Nessa área específica, garante Joaquim Caetano, o que as conservadoras-restauradoras farão é retirar o velho verniz, amarelecido, e pôr um novo. “A bendita bota continuará a ser pasto para novas interpretações nos próximos 100 anos. Eu só lá vejo elementos decorativos, mas se alguém vê mais qualquer coisa, muito bem.” O director do MNAA costuma dizer que “é um direito constitucional de cada português ter uma teoria sobre os Painéis de São Vicente”.

A intervenção neste retrato colectivo que é absolutamente singular mesmo no contexto da arte europeia do século XV foi determinada, garante Joaquim Caetano, pela necessidade de travar a “degradação cromática e material do restauro feito há 100 anos” pelo pintor Luciano Freire. “É a materialidade da obra que orienta a intervenção e não interpretações que sobre ela possamos fazer ou teorias mais ou menos delirantes. Já o disse muitas vezes: vamos avançar com muito cuidado, devagar, e sabendo que não vamos poder devolvê-la ao estado original em que o pintor a deixou há mais de 500 anos.
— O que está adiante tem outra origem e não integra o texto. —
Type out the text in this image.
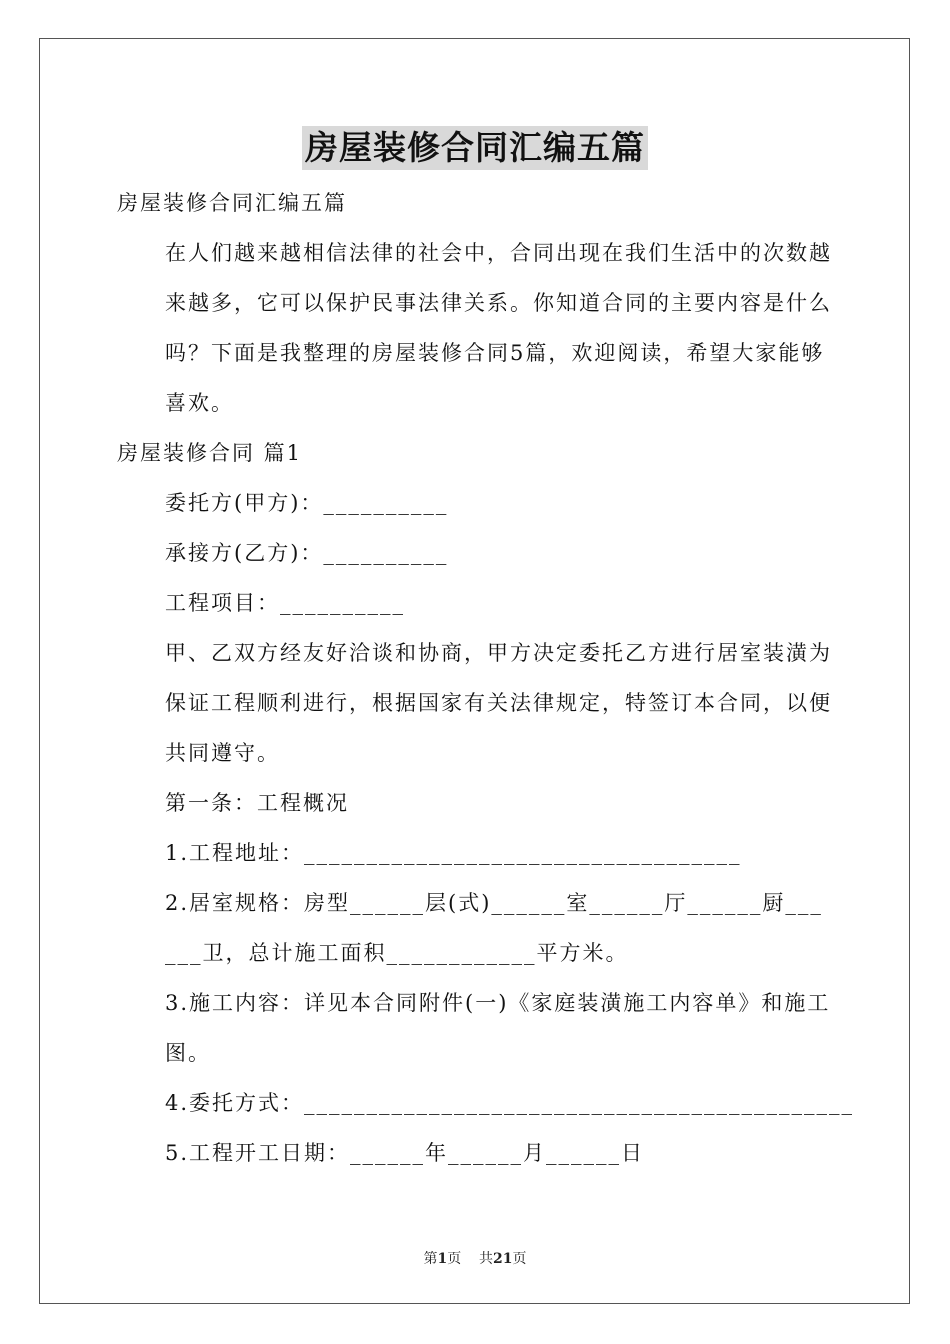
房屋装修合同汇编五篇

房屋装修合同汇编五篇

在人们越来越相信法律的社会中，合同出现在我们生活中的次数越来越多，它可以保护民事法律关系。你知道合同的主要内容是什么吗？下面是我整理的房屋装修合同5篇，欢迎阅读，希望大家能够喜欢。

房屋装修合同 篇1

委托方(甲方)：__________

承接方(乙方)：__________

工程项目：__________

甲、乙双方经友好洽谈和协商，甲方决定委托乙方进行居室装潢为保证工程顺利进行，根据国家有关法律规定，特签订本合同，以便共同遵守。

第一条：工程概况

1.工程地址：___________________________________

2.居室规格：房型______层(式)______室______厅______厨______卫，总计施工面积____________平方米。

3.施工内容：详见本合同附件(一)《家庭装潢施工内容单》和施工图。

4.委托方式：____________________________________________

5.工程开工日期：______年______月______日

第1页 共21页
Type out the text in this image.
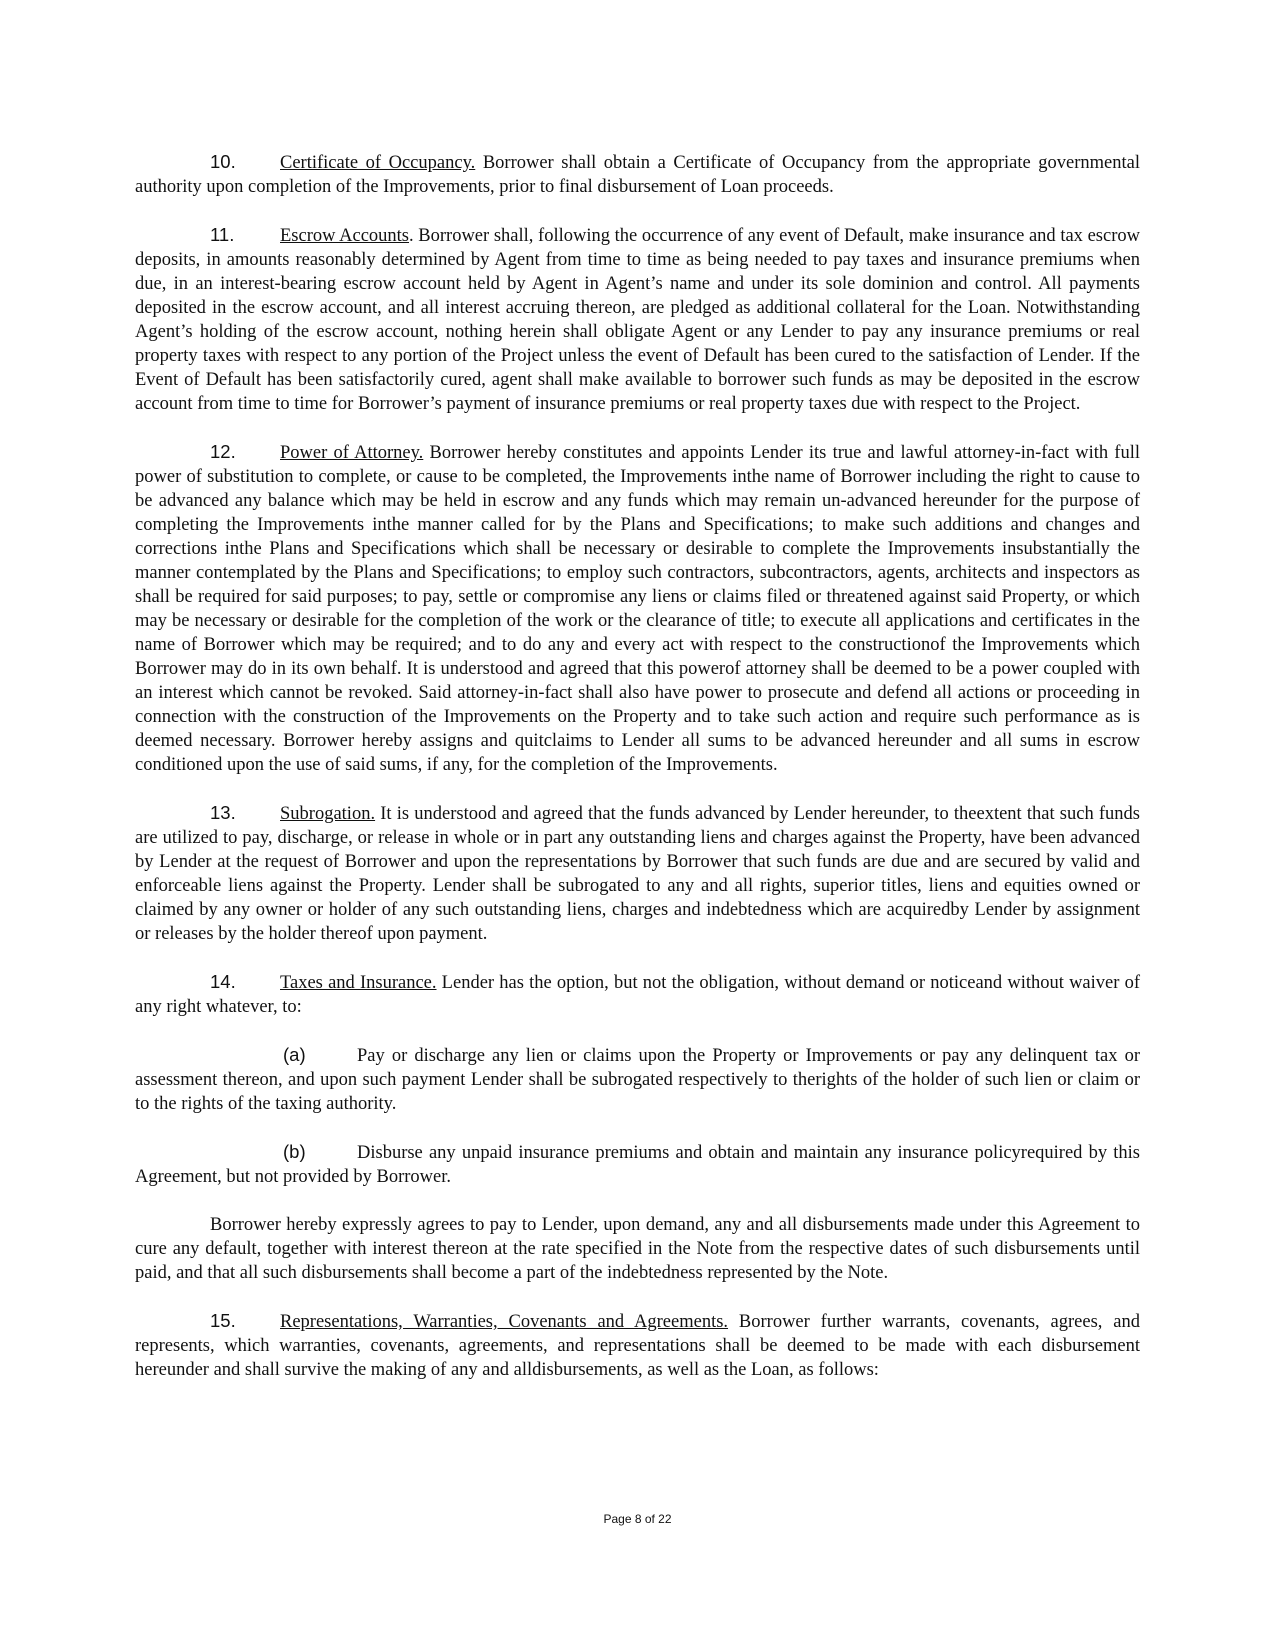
10. Certificate of Occupancy. Borrower shall obtain a Certificate of Occupancy from the appropriate governmental authority upon completion of the Improvements, prior to final disbursement of Loan proceeds.

11. Escrow Accounts. Borrower shall, following the occurrence of any event of Default, make insurance and tax escrow deposits, in amounts reasonably determined by Agent from time to time as being needed to pay taxes and insurance premiums when due, in an interest-bearing escrow account held by Agent in Agent’s name and under its sole dominion and control. All payments deposited in the escrow account, and all interest accruing thereon, are pledged as additional collateral for the Loan. Notwithstanding Agent’s holding of the escrow account, nothing herein shall obligate Agent or any Lender to pay any insurance premiums or real property taxes with respect to any portion of the Project unless the event of Default has been cured to the satisfaction of Lender. If the Event of Default has been satisfactorily cured, agent shall make available to borrower such funds as may be deposited in the escrow account from time to time for Borrower’s payment of insurance premiums or real property taxes due with respect to the Project.

12. Power of Attorney. Borrower hereby constitutes and appoints Lender its true and lawful attorney-in-fact with full power of substitution to complete, or cause to be completed, the Improvements inthe name of Borrower including the right to cause to be advanced any balance which may be held in escrow and any funds which may remain un-advanced hereunder for the purpose of completing the Improvements inthe manner called for by the Plans and Specifications; to make such additions and changes and corrections inthe Plans and Specifications which shall be necessary or desirable to complete the Improvements insubstantially the manner contemplated by the Plans and Specifications; to employ such contractors, subcontractors, agents, architects and inspectors as shall be required for said purposes; to pay, settle or compromise any liens or claims filed or threatened against said Property, or which may be necessary or desirable for the completion of the work or the clearance of title; to execute all applications and certificates in the name of Borrower which may be required; and to do any and every act with respect to the constructionof the Improvements which Borrower may do in its own behalf. It is understood and agreed that this powerof attorney shall be deemed to be a power coupled with an interest which cannot be revoked. Said attorney-in-fact shall also have power to prosecute and defend all actions or proceeding in connection with the construction of the Improvements on the Property and to take such action and require such performance as is deemed necessary. Borrower hereby assigns and quitclaims to Lender all sums to be advanced hereunder and all sums in escrow conditioned upon the use of said sums, if any, for the completion of the Improvements.

13. Subrogation. It is understood and agreed that the funds advanced by Lender hereunder, to theextent that such funds are utilized to pay, discharge, or release in whole or in part any outstanding liens and charges against the Property, have been advanced by Lender at the request of Borrower and upon the representations by Borrower that such funds are due and are secured by valid and enforceable liens against the Property. Lender shall be subrogated to any and all rights, superior titles, liens and equities owned or claimed by any owner or holder of any such outstanding liens, charges and indebtedness which are acquiredby Lender by assignment or releases by the holder thereof upon payment.

14. Taxes and Insurance. Lender has the option, but not the obligation, without demand or noticeand without waiver of any right whatever, to:

(a)	Pay or discharge any lien or claims upon the Property or Improvements or pay any delinquent tax or assessment thereon, and upon such payment Lender shall be subrogated respectively to therights of the holder of such lien or claim or to the rights of the taxing authority.

(b)	Disburse any unpaid insurance premiums and obtain and maintain any insurance policyrequired by this Agreement, but not provided by Borrower.

Borrower hereby expressly agrees to pay to Lender, upon demand, any and all disbursements made under this Agreement to cure any default, together with interest thereon at the rate specified in the Note from the respective dates of such disbursements until paid, and that all such disbursements shall become a part of the indebtedness represented by the Note.

15. Representations, Warranties, Covenants and Agreements. Borrower further warrants, covenants, agrees, and represents, which warranties, covenants, agreements, and representations shall be deemed to be made with each disbursement hereunder and shall survive the making of any and alldisbursements, as well as the Loan, as follows:

Page 8 of 22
Se o fizéssemos a sua leitura não seria a mesma, haveria muitas lacunas.”

O que o escritor Nuno Júdice, um dos signatários da carta aberta, quer salvaguardar é precisamente a imagem com que a obra vai ficar depois de terminada a intervenção. “Sabemos que a imagem que temos hoje dos Painéis pode ter sido um pouco refeita pelo Luciano Freire, mas é esse arquétipo que a pintura portuguesa absorveu, é essa imagem que faz parte da nossa memória cultural”, ressalva. “Espero que no final a obra se mantenha como a reconhecemos. Não tenho razões para pensar que será diferente nem para desconfiar da competência da equipa do museu. Só quisemos dizer, ao assinar a carta, que estamos atentos ao que ali se está a passar”

António Valdemar, que há 50 anos estuda esta pintura, também vai acompanhar, “com grande entusiasmo”, o restauro. Conviveu com muitas das personalidades que nesse lapso de tempo “se entregaram à questão dos Painéis” — João Couto, Belard da Fonseca, Adriano Gusmão, José de Bragança, Dagoberto Markl e, naturalmente, José de Almada Negreiros — e considera “fundamental o trabalho que está a ser feito sob orientação de Joaquim Caetano”.
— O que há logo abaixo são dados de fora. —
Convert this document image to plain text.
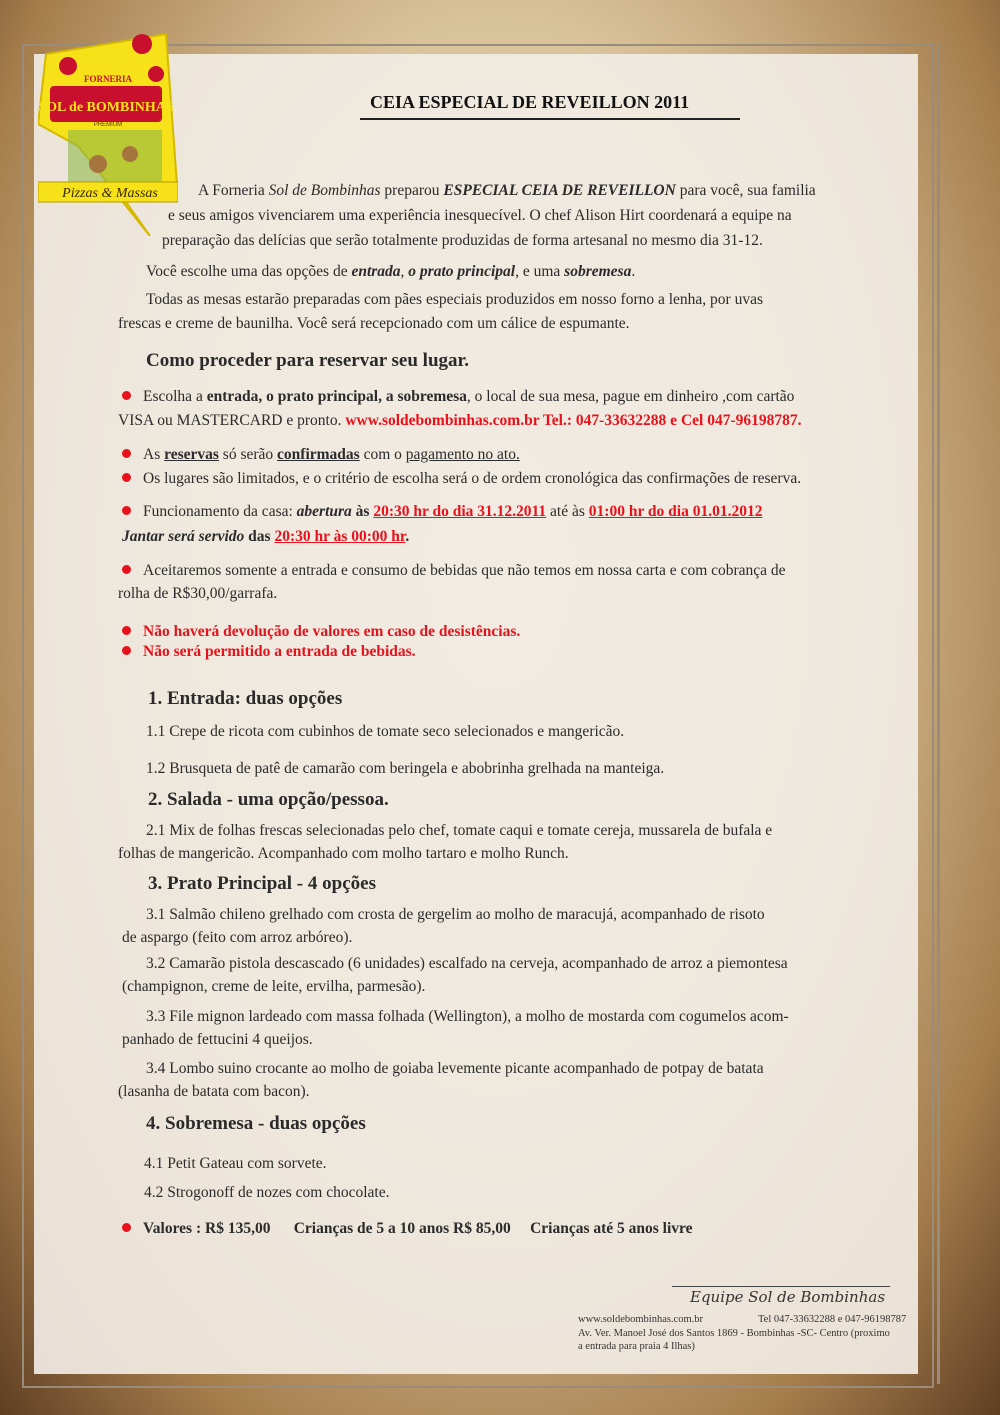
FORNERIA
SOL de BOMBINHAS
PREMIUM
Pizzas & Massas
CEIA ESPECIAL DE REVEILLON 2011

A Forneria Sol de Bombinhas preparou ESPECIAL CEIA DE REVEILLON para você, sua familia

e seus amigos vivenciarem uma experiência inesquecível. O chef Alison Hirt coordenará a equipe na

preparação das delícias que serão totalmente produzidas de forma artesanal no mesmo dia 31-12.

Você escolhe uma das opções de entrada, o prato principal, e uma sobremesa.

Todas as mesas estarão preparadas com pães especiais produzidos em nosso forno a lenha, por uvas

frescas e creme de baunilha. Você será recepcionado com um cálice de espumante.

Como proceder para reservar seu lugar.

Escolha a entrada, o prato principal, a sobremesa, o local de sua mesa, pague em dinheiro ,com cartão

VISA ou MASTERCARD e pronto. www.soldebombinhas.com.br Tel.: 047-33632288 e Cel 047-96198787.

As reservas só serão confirmadas com o pagamento no ato.

Os lugares são limitados, e o critério de escolha será o de ordem cronológica das confirmações de reserva.

Funcionamento da casa: abertura às 20:30 hr do dia 31.12.2011 até às 01:00 hr do dia 01.01.2012

Jantar será servido das 20:30 hr às 00:00 hr.

Aceitaremos somente a entrada e consumo de bebidas que não temos em nossa carta e com cobrança de

rolha de R$30,00/garrafa.

Não haverá devolução de valores em caso de desistências.

Não será permitido a entrada de bebidas.

1. Entrada: duas opções

1.1 Crepe de ricota com cubinhos de tomate seco selecionados e mangericão.

1.2 Brusqueta de patê de camarão com beringela e abobrinha grelhada na manteiga.

2. Salada - uma opção/pessoa.

2.1 Mix de folhas frescas selecionadas pelo chef, tomate caqui e tomate cereja, mussarela de bufala e

folhas de mangericão. Acompanhado com molho tartaro e molho Runch.

3. Prato Principal - 4 opções

3.1 Salmão chileno grelhado com crosta de gergelim ao molho de maracujá, acompanhado de risoto

de aspargo (feito com arroz arbóreo).

3.2 Camarão pistola descascado (6 unidades) escalfado na cerveja, acompanhado de arroz a piemontesa

(champignon, creme de leite, ervilha, parmesão).

3.3 File mignon lardeado com massa folhada (Wellington), a molho de mostarda com cogumelos acom-

panhado de fettucini 4 queijos.

3.4 Lombo suino crocante ao molho de goiaba levemente picante acompanhado de potpay de batata

(lasanha de batata com bacon).

4. Sobremesa - duas opções

4.1 Petit Gateau com sorvete.

4.2 Strogonoff de nozes com chocolate.

Valores : R$ 135,00      Crianças de 5 a 10 anos R$ 85,00     Crianças até 5 anos livre

Equipe Sol de Bombinhas
www.soldebombinhas.com.br	Tel 047-33632288 e 047-96198787
Av. Ver. Manoel José dos Santos 1869 - Bombinhas -SC- Centro (proximo
a entrada para praia 4 Ilhas)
Pelo que leu diz estar reunida “uma equipa séria, com competências específicas e de grande confiança”. António Valdemar, autor de Almada, os Painéis, a Geometria e Tudo (Assírio & Alvim), espera até que, terminado o trabalho, haja “novos contributos” para o estudo da obra. “Seria bom saber algo mais nesta questão que está em aberto há mais de 100 anos.”

Para Joaquim Caetano a prioridade deste restauro não é trazer “novidades” sobre a obra e o autor ou autores, mas intervir para evitar que a imagem que dela temos seja cada vez mais diferente daquela que Nuno Gonçalves nos deixou. “Haverá sempre perguntas por responder nestes Painéis.”